Şimdi sen ne kadar maddi-manevi yıkımlarından bahsederek geceyi yuvarlasan da, bu senin tercihindi, yıpranma payımı göze alarak konuş diyeceğim.

Şimdi sen ne kadar dünyaya 1 kereliğine geldim desende, doğacak güneşleri de hesaba ekle diyeceğim.

Şimdi sen ne kadar seviştik, ne kadar yakın olduk, ve ben yandım desende, o gecelerin ateşini bir de bana sor diyeceğim.

Şimdi sen ne kadar senden başkasıyla yaşayamam desende, ben dolar 1700 lira oldu diyeceğim.

Şimdi sen ne kadar arkadaş kalalım dersen, ben de o kadar arkadaş olmadığımızı ekleyeceğim.

22 Temmuz 2011 Cuma

ŞEBEKe ÇARŞI

Kimin isyankar, kimin asi ruh kimin delikanlı kimin protest, kimin ....


olduğu belli oldu.


Çarşı efsanesi bir hint masalı olarak literatüre geçti.

Çarşı iade işlemi tamam.
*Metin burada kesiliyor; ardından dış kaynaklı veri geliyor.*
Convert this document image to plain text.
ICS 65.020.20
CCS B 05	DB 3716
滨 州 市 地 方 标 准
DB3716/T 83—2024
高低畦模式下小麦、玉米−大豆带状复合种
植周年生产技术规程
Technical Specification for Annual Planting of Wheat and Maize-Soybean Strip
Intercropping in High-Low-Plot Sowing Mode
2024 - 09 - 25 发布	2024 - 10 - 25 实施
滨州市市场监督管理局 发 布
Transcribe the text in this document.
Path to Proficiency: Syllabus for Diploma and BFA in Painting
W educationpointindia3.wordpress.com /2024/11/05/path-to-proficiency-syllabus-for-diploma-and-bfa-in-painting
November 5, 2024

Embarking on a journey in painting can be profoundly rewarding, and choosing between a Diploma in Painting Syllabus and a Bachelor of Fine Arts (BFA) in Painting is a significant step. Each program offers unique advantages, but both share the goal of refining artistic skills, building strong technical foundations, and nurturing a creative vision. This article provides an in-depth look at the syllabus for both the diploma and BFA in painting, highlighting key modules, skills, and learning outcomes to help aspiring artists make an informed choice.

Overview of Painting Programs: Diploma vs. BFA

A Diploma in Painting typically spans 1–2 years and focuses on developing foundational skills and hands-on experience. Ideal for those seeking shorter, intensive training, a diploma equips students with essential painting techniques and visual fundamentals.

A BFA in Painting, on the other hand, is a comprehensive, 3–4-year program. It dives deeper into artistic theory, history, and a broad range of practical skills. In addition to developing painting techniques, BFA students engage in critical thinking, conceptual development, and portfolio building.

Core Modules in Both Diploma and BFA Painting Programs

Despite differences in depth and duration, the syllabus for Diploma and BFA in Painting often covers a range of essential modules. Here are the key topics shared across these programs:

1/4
Makbuz no 867553

21 Temmuz 2011 Perşembe

YENİDEN FENER, HER ZAMAN FENER, SONSUZA KADAR FENER

Ulan çakallar sürüsü, haysiyetsiz domalıklar, eli daşşağında yobazlar.

KUTSAL DEĞER FENERBAHÇEDEN ÇEKİN ELİNİZİ, ÇEKİNNN, ÇEKİNNNNNNNNNNNNNNNN.

Bize şikeci demeye yaftanız yetmez, haysiyetini zaten yetmez.

Neden son ana kadar şampiyonluğu kaçırma endişesi yaşadık, söyleyin ulan..

Neden 17 maç kazanmamız zülfünüze dokunda darlanbazlar?

Attığınız son dakika golleri bile yetmedi, tanımsız golleriniz bile yetmedi bize.

Biz güneşli günlerin çocuklarıyız, gölge etmeye cürmünüz yetmedi, yetmeyecek.

Davul sülalesi, sinekli çakallar ordusu;

Kupayı iade ettiniz de size şerefinizi iade eden oldu mu?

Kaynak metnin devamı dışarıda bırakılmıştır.